By David Jackson, BCM/D missionary for church multiplication
“Then Samuel took a stone and set it up between Mizpah and Shen. He named it Ebenezer, saying, ‘Thus far the LORD has helped us’” (I Samuel 7:12).
The past 15 years have seen a renewed interest and commitment to church planting within the Baptist Convention of Maryland/Delaware. Our leadership has championed it, our local churches have supported it and our planters have pioneered it. As a result, it has been a decade unlike any in the history of our convention.
With almost two months yet to go, we have seen already over three hundred new works started since the first day of 2001. To put this in perspective, in 1990 we had only 323 churches in the entire Convention! These new works have taken the shape of church plants primarily, but occasionally also they have happened through restarts and a growing number of multi-sites (once called satellite locations).
These church multiplication efforts have largely survived, succeeded and have now started to reproduce themselves in our region. Young leaders with a Kingdom perspective have looked beyond their own local church to the greater impact church multiplication can make. Some pastors and churches in existing churches have braved the risk involved to step out in faith as “church planting centers” for the future, too. As a result, it’s time to raise our own “Ebenezer.”
Few, if any, networks of churches anywhere in America—Southern Baptist or otherwise—have been as successful in church planting and multiplication as we have been over the past decade. For this, we give thanks to God. We would all acknowledge His sovereignty over these efforts and the fact that all praise and credit for what we’ve seen in our midst belong to Him. Still, I believe there are some lessons we’ve learned—and must not forget—in the future, for us to build on God’s expanded work in our midst.
It starts with “loud” leadership. Leaders who have been captured by the heart of God have to create a climate and culture for church planting. They have to trumpet its value and priority whenever and wherever they can. These leaders must step out in courage to vocalize its significance for individual churches, but also for the Kingdom of God. In Maryland/Delaware our executive director, associational directors of missions and even our BaptistLIFE newsjournal have been “loud” and persistent advocates, who have told the stories of transformation brought about through church planting. These leaders have also championed church planters, their families and these fledgling congregations with their own commitment and presence, not just with their words.
It continues with risk-takers. Church planters by nature are out-of-the-box, adventurous pioneers, who are fearless in their willingness to sacrifice and risk, so that the lost can know the Good News of Jesus Christ. What others see as “taking chances,” planters see as “stepping out in faith.” Their determination and unconditional surrender to the call of God in their church planting ventures enables them to take leaps of faith many others would never even consider. This abandonment to God and their passion for those without Jesus cause them to try radical ways to get past the filters and facades that cause many unchurched people to reject the claims of Christ. The hundreds of planters who have embraced this challenge here in our Mid-Atlantic region are the real “heroes” in the movement.
It grows with champions. As the ministry has grown and expanded across the region, church planting churches have begun to emerge.
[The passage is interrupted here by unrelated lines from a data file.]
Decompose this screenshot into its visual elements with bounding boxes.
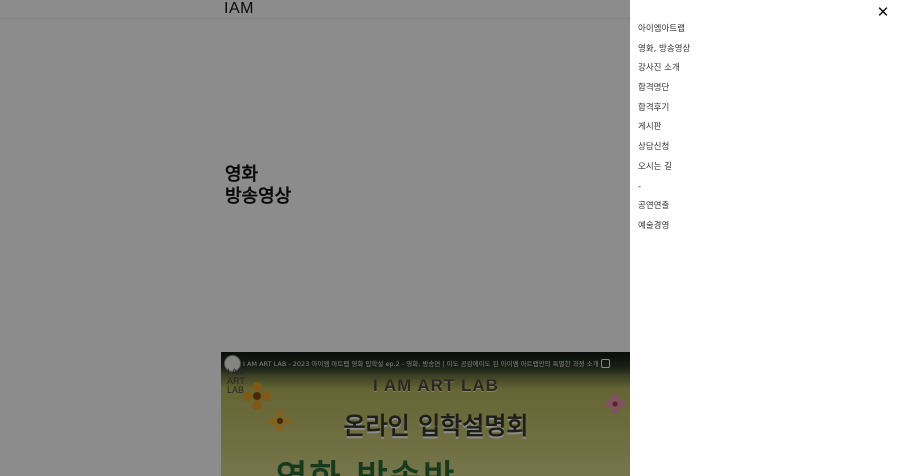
page: IAM 영화 방송영상 I AM ART LAB I AM ART LAB - … <box>0 0 900 476</box>
menu-item[interactable]: 오시는 길 <box>638 158 690 178</box>
menu-item[interactable]: 영화, 방송영상 <box>638 40 690 60</box>
menu-item[interactable]: - <box>638 178 690 198</box>
menu-item[interactable]: 강사진 소개 <box>638 59 690 79</box>
menu-item[interactable]: 아이엠아트랩 <box>638 20 690 40</box>
menu-list: 아이엠아트랩 영화, 방송영상 강사진 소개 합격명단 합격후기 게시판 상담신청 오시는 길… <box>638 20 690 237</box>
menu-item[interactable]: 공연연출 <box>638 197 690 217</box>
menu-item[interactable]: 예술경영 <box>638 217 690 237</box>
menu-backdrop-overlay[interactable] <box>0 0 630 476</box>
menu-item[interactable]: 합격명단 <box>638 79 690 99</box>
side-menu: ✕ 아이엠아트랩 영화, 방송영상 강사진 소개 합격명단 합격후기 게시판 상담신청 오시는… <box>630 0 900 476</box>
menu-item[interactable]: 게시판 <box>638 118 690 138</box>
close-icon[interactable]: ✕ <box>874 3 892 21</box>
menu-item[interactable]: 상담신청 <box>638 138 690 158</box>
menu-item[interactable]: 합격후기 <box>638 99 690 119</box>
These churches, who have intentionally prepared and partnered with church planters here in Maryland/Delaware, have become the real champions of this effort. They have experienced first-hand the difference their involvement has made for the church planter and his family. They have seen the renewed vitality it has brought to their own congregation. They have watched as “the darkness” has been pushed back through the ministry of church planting. As a result, they have become advocates and encouragers to planters, to other sister churches and to our convention for the difference church multiplication is making in our area.
It lasts with cooperation. Why has this effort been successful, you ask? My own opinion is that you—individuals and churches—within the Baptist Convention of Maryland/Delaware have continued to give your unyielding and prayerful support to this endeavor. Along with the valuable partnership of the North American Mission Board and other partner churches throughout the nation, you have been steadfast in this Kingdom-advancing effort. The banner of cooperation has draped our convention over this past decade and we have not lost sight of the mission—to bring lost people into an encounter with the living Christ and see them grow to be fully devoted followers of our Lord Jesus Christ.
So, thank you, Maryland/Delaware Baptists. Your priority, your commitment, your determination, your cooperation—these are the things God has used to bring thousands more into His Kingdom. “Thus far the LORD has helped us” indeed! May He continue to use us mightily until Jesus returns.